Construction on the common areas will begin next year.

The class, "An Inclusive 21st Century Resort," attracted students like Mikki Tam, 31, who is studying interior architecture at the graduate level.

"To me, interior architecture is always about the human experience, not just the structural design," Tam said. "It is a challenge to create a comfortable experience for all users."

The students already have some ideas: building wheelchair-accessible boardwalks on some of the park trails, for example.

They also want to make some changes to the water-saving showers. They found that the shower requires two hands to operate it - potentially a problem for a person with a disability such as arthritis.

Student Amber Ghory, 22, wants to make sure people are able to navigate the vast network of staircases and boardwalks.

"I notice that they have reflectors on the trees, but a guest who is vision-impaired may not be able to see those at night," Ghory said. "It may be that we need something more obvious to help people find their way."

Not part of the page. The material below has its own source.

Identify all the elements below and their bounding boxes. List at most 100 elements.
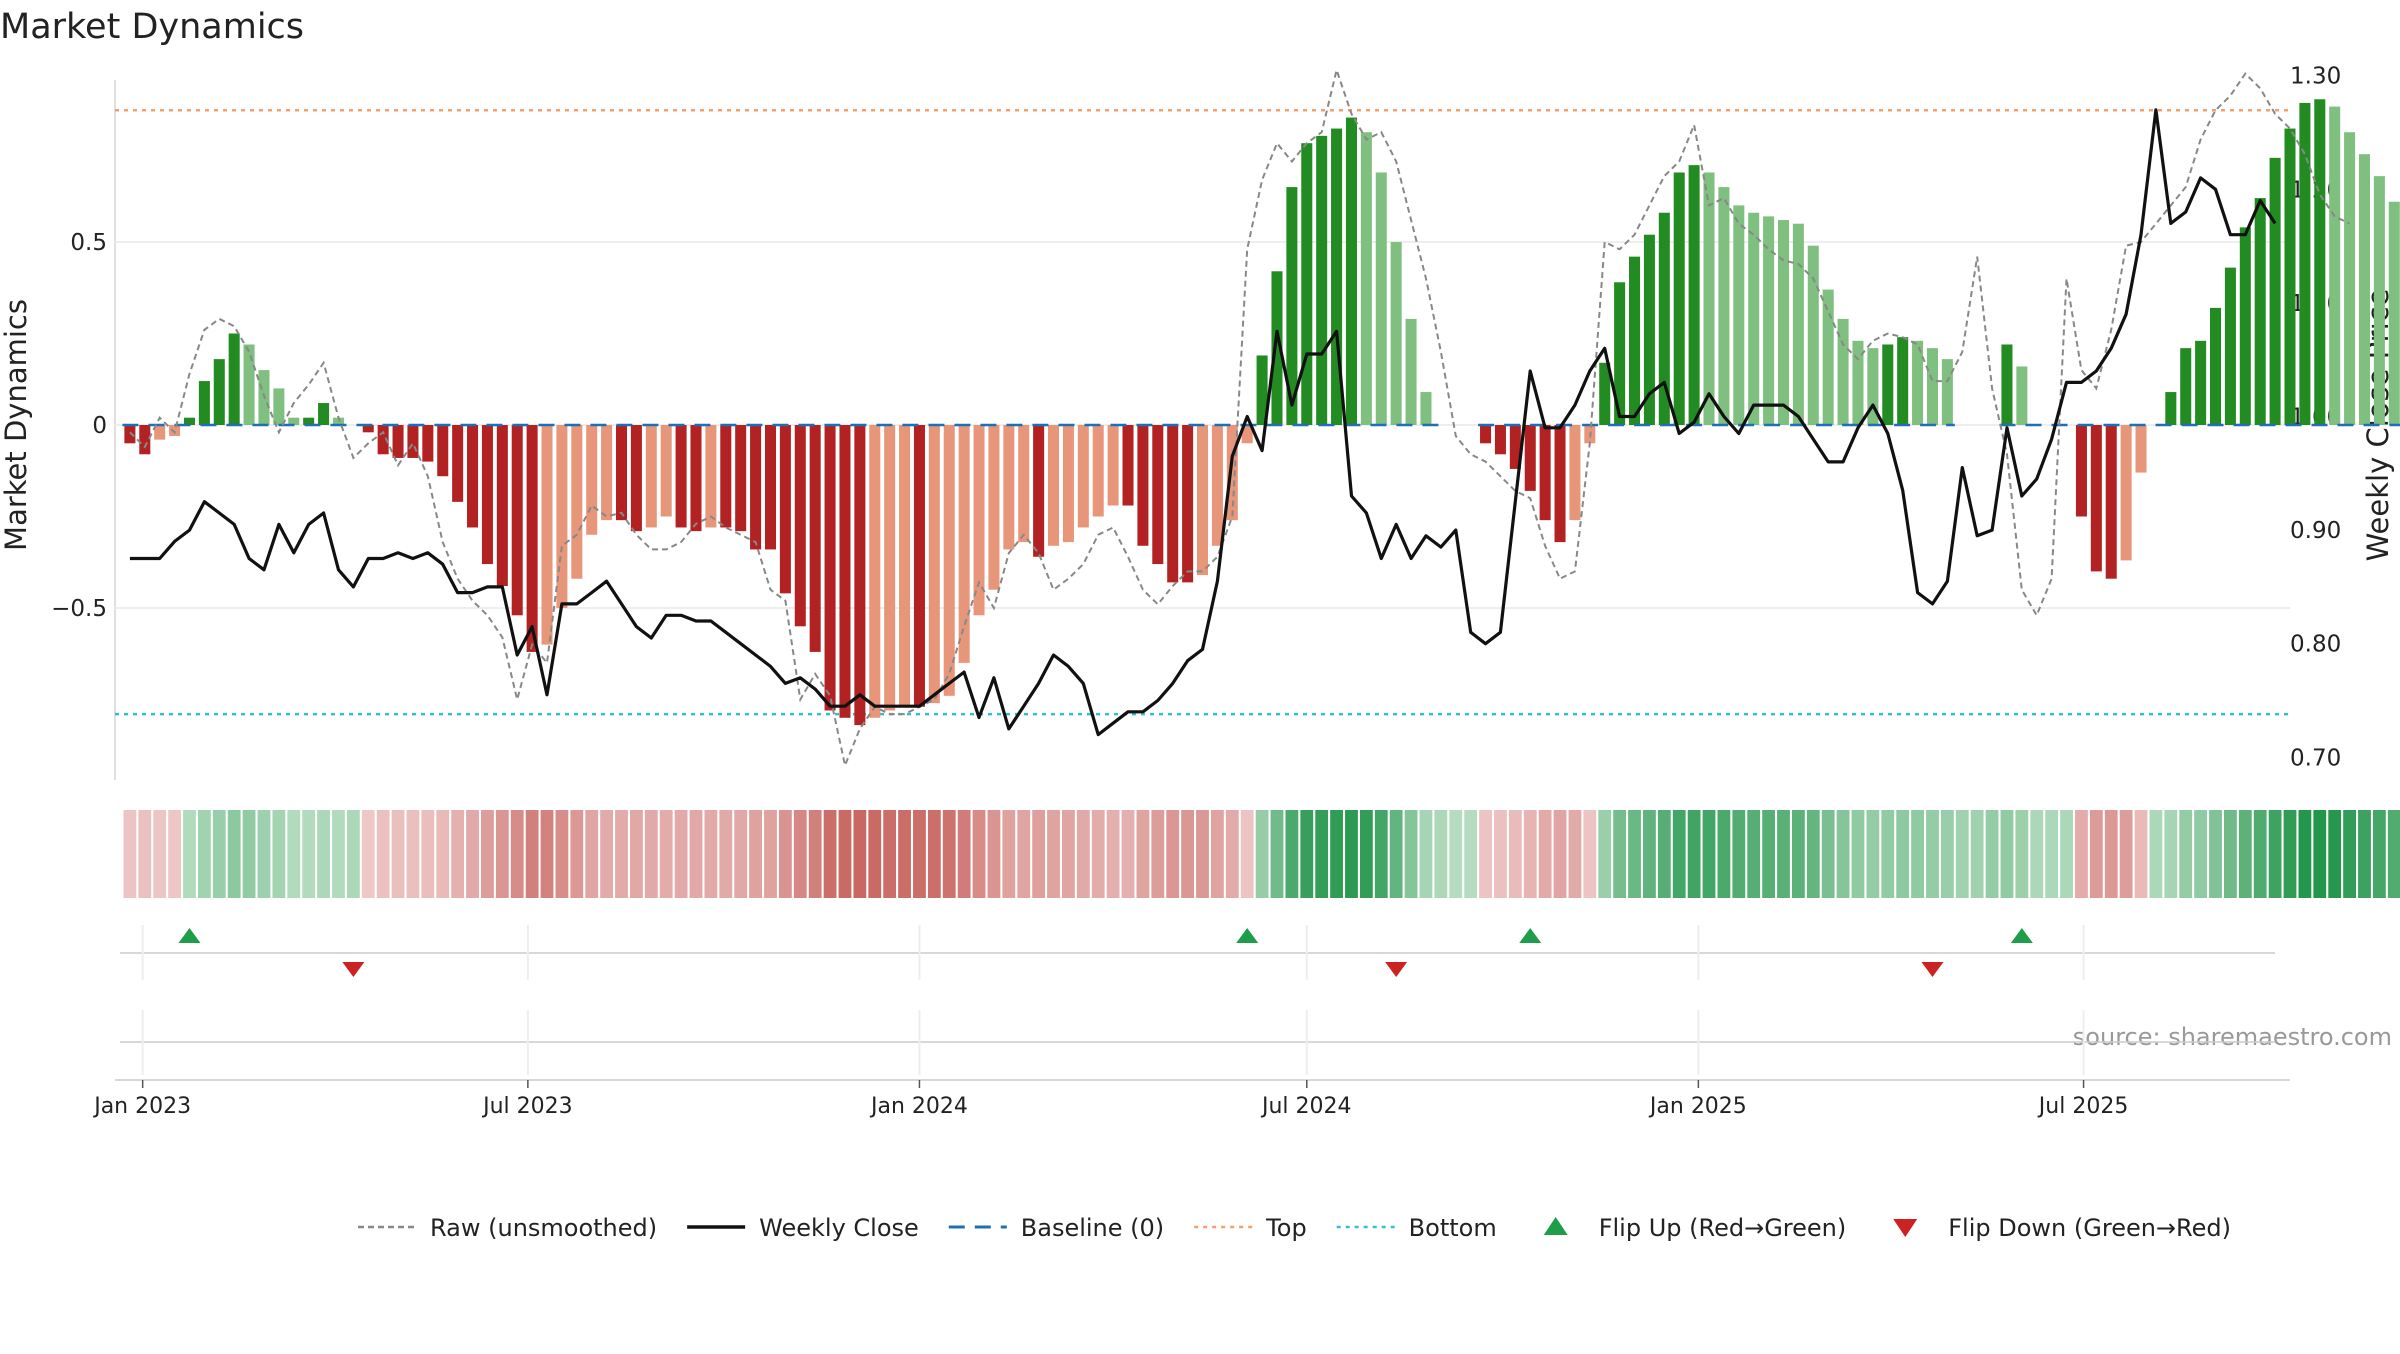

The students will make recommendations, accompanied by 3-D models, by the end of the year. Many expect to stay involved with the project beyond the duration of the class.

"Hopefully, we can design some elements that can be used elsewhere," Julia Membrino, 20, said.


Image: Photos Special to The Daily News Frances Rivera-Myers, a Rhode Island School of Design student, examines a bedframe during an information-gathering mission at Concordia Resort of St. John.